Минут десять все просто лежали на спине, скинув рюкзаки, и смотрели в белое крымское небо. Потом подал голос Кайсанбек Аланович, как наименее уставший.
— Уважаемый
— Алексей, — представился матрос. — Можно просто Леша.
— Алексей. Если вас не затруднит. Будьте любезны. Не могли бы потом — как-нибудь, в приватной обстановке — повторить то, что говорили этому дуралею, — профессор кивнул на Костю, мальчишка густо покраснел, — на скале? Я хотел бы записать, негоже такому филологическому сокровищу пропадать.
— Да ладно, — смутился Воловик. — Я что... Вот наш боцман — тот мог загнуть, за ним даже капитан ходил и записывал...
Посмеялись, попили воды, сложили снарягу обратно в рюкзаки. Дальнейший путь — слава богу, прямой — пролегал через яйлу крымское плоскогорье, которое больше всего напоминало Степь, если забыть, что находишься на высоте сорока метров. Судя по атласу, плоскогорье обрывалось ущельем, носившим название Дубовое, а оттуда уже рукой подать было до дороги, ведущей к Старому Крыму.
— Вроде бы дальше все просто, — прикинул Пошта.
— Э, я бы не торопился с такими выводами, — заявил Зиняк. — Это горы, а я, морская душа, горам не доверяю. Мало ли какая нечисть тут обитает...
И всю дорогу через плоскогорье Кара-Дага мичман Зиняк травил байки — про Черного Спелеолога, Белого Альпиниста, Жука-Глазоеда и неведомую зверюгу Бабайку, которой боялись даже мутанты-отдыхайки. Словом, дорога прошла весело. Рассказчик из Зиняка был великолепный, пару раз пришлось сделать привал просто для того, чтобы нахохотаться вволю.

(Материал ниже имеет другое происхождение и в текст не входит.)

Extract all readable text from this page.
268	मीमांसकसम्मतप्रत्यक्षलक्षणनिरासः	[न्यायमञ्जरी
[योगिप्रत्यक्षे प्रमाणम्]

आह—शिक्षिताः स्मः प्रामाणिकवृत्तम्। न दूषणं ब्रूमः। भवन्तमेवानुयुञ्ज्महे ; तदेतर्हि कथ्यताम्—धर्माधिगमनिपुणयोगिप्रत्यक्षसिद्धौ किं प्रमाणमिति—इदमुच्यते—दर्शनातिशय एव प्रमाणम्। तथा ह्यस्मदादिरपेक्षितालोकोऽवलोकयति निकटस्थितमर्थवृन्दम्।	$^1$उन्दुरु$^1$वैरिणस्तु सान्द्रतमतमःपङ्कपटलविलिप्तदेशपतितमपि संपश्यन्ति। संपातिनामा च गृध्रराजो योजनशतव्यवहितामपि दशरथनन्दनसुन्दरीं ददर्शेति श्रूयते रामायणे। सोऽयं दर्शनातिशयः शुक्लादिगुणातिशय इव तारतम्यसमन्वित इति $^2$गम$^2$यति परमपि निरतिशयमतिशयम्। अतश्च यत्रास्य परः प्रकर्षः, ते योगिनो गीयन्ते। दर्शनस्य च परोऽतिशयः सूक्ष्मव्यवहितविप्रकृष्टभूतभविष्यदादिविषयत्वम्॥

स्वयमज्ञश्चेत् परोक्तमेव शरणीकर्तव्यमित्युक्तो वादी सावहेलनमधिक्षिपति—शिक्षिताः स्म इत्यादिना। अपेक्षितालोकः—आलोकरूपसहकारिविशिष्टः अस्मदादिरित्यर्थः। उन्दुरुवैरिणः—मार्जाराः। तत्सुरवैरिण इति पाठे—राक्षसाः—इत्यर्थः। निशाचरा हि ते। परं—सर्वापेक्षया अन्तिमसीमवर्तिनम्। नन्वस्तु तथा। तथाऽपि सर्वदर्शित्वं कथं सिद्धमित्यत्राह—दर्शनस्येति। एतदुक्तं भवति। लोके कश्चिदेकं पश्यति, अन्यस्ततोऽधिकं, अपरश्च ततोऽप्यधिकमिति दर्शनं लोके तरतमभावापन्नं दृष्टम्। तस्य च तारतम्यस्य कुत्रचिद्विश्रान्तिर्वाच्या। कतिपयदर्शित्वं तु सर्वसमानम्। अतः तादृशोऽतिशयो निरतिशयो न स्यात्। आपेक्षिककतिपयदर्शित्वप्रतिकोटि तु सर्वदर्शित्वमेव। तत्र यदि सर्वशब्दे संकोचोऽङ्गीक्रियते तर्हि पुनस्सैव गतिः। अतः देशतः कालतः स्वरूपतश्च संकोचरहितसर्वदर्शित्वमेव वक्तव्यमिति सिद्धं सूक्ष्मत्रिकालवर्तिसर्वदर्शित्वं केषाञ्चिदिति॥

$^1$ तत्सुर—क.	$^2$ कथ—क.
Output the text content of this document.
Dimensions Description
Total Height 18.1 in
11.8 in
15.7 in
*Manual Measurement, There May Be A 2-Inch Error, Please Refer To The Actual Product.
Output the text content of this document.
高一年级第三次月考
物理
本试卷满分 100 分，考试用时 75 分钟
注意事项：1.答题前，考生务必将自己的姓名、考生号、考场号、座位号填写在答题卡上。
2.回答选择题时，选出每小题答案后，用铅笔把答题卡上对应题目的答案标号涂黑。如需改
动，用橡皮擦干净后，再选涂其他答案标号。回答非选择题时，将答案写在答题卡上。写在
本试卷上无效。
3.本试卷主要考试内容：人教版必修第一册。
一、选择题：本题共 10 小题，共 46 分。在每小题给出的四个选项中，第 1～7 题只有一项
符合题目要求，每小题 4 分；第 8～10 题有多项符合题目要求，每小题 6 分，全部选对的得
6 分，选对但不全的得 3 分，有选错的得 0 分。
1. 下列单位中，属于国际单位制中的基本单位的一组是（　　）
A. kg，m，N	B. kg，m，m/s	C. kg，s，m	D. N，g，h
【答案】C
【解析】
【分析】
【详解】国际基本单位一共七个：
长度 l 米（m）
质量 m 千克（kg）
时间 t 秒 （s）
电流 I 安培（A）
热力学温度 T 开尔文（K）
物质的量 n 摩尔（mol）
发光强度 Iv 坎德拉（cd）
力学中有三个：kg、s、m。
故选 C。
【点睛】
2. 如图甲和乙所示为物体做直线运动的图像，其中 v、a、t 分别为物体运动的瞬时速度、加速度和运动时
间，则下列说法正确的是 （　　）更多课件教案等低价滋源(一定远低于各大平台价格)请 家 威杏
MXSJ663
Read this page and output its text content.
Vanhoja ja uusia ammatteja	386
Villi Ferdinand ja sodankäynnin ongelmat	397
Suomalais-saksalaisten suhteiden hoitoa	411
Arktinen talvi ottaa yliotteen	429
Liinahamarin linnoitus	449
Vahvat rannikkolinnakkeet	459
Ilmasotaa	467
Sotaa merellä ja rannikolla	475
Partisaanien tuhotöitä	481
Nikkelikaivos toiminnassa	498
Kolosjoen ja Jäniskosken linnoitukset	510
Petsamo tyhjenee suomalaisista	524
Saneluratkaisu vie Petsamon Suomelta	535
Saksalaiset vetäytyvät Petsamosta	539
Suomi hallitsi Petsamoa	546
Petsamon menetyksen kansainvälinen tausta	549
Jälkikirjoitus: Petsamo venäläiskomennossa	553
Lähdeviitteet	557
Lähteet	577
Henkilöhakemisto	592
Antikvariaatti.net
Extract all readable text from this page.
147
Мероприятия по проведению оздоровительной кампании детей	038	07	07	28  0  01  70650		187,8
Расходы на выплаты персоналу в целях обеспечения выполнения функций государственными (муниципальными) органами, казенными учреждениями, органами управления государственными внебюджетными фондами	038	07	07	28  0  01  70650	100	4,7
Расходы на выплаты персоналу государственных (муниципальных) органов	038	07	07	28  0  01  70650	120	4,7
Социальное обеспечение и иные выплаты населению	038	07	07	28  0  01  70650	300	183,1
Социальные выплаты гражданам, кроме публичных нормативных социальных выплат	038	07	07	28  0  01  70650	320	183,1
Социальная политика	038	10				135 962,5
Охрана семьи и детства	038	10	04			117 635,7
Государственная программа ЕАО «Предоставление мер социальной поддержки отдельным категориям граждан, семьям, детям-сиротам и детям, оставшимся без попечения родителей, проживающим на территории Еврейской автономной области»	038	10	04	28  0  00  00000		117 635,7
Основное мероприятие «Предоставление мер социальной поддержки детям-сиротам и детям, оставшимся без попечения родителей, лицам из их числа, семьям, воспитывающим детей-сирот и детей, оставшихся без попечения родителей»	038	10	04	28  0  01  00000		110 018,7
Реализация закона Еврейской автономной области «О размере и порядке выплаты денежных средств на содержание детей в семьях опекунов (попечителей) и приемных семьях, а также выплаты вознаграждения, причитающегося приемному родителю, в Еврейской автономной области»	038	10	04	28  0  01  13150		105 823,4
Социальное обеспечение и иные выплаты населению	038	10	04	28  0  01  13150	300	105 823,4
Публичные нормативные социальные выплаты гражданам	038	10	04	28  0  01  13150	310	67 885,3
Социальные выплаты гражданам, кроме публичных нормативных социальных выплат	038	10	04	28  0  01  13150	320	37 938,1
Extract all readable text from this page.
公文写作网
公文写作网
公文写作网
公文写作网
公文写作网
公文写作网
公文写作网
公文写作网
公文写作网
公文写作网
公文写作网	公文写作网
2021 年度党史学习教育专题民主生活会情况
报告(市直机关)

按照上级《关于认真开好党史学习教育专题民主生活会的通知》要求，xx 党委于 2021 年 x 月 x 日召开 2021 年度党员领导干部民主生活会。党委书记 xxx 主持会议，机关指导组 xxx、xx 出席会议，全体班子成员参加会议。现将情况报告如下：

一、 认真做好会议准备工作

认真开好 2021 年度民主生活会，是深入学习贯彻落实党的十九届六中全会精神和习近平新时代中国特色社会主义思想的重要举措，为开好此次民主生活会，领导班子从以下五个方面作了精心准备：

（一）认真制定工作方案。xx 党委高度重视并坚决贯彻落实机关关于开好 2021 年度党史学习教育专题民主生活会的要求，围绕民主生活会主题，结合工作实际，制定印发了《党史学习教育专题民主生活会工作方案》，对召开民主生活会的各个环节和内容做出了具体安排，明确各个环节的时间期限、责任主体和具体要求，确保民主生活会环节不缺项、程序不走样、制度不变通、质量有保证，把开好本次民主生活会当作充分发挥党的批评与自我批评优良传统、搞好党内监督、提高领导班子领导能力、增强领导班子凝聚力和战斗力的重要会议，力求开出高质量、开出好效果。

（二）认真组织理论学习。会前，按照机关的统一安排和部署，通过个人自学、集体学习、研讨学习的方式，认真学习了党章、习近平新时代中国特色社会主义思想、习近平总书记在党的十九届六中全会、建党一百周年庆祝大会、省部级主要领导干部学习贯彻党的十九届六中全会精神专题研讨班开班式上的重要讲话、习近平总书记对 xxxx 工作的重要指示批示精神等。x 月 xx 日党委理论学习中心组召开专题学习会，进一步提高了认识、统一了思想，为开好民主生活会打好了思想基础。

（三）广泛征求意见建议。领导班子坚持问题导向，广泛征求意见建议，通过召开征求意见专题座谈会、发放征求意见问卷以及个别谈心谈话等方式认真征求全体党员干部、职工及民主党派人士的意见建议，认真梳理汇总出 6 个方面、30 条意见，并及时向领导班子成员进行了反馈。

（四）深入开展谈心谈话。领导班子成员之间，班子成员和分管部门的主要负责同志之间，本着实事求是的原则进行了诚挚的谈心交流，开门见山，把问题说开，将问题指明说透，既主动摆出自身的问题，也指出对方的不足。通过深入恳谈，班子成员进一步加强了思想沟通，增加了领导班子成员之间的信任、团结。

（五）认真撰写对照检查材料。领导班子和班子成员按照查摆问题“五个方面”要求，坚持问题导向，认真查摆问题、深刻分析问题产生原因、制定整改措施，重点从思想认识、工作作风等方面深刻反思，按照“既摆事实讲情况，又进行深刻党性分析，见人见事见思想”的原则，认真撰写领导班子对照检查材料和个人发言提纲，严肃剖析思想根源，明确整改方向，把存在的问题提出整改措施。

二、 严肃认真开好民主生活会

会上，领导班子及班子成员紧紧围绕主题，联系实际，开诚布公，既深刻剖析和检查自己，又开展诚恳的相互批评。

Ближе к сумеркам вышли к ущелью.
Хорошо, что Пошта шел первым — он успел заметить, как блеснула в траве тонкая леска. Пошта замер, вскинул кулак — отряд дисциплинированно остановился. Пошта присел на корточки и проследил путь лески в ближайшие кусты.
Это была классическая растяжка — два колышка, вбитых в землю, к одному привязана граната Ф-1, леска крепится к чеке, предохранительные усики заблаговременно отогнуты. Заденешь ногой леску, и через три секунды весь отряд посечет осколками, у которых радиус разлета — метров двести, убежать не успеешь.
— Так, похоже нас тут ждали. Или не нас, без разницы. Здесь ходить опасно, под ноги смотреть внимательно, обращать внимание на все — поврежденный дерн, слишком желтая трава, странные кусты и так далее.
В ущелье Пошта нашел и обезвредил еще четыре ловушки. Одна — тоже растяжка, но с самодельной миной-«лягушкой» (та же «лимонка», подпертая снизу пружиной от автомобильной рессоры; перед взрывом гранату подкидывает в воздух метров на десять, и она убивает даже тех, кто сообразил залечь). Вторая — простейшая мина нажимного действия, алюминиевая трубка с патроном от «калаша» внутри, под капсюлем — самодельный боек. Наступаешь — и пуля отрывает полстопы. Третья — еще примитивнее, остро заточенный кусок бамбука, измазанный фекалиями. Наступил, проколол ступню, получил заражение крови и гангрену.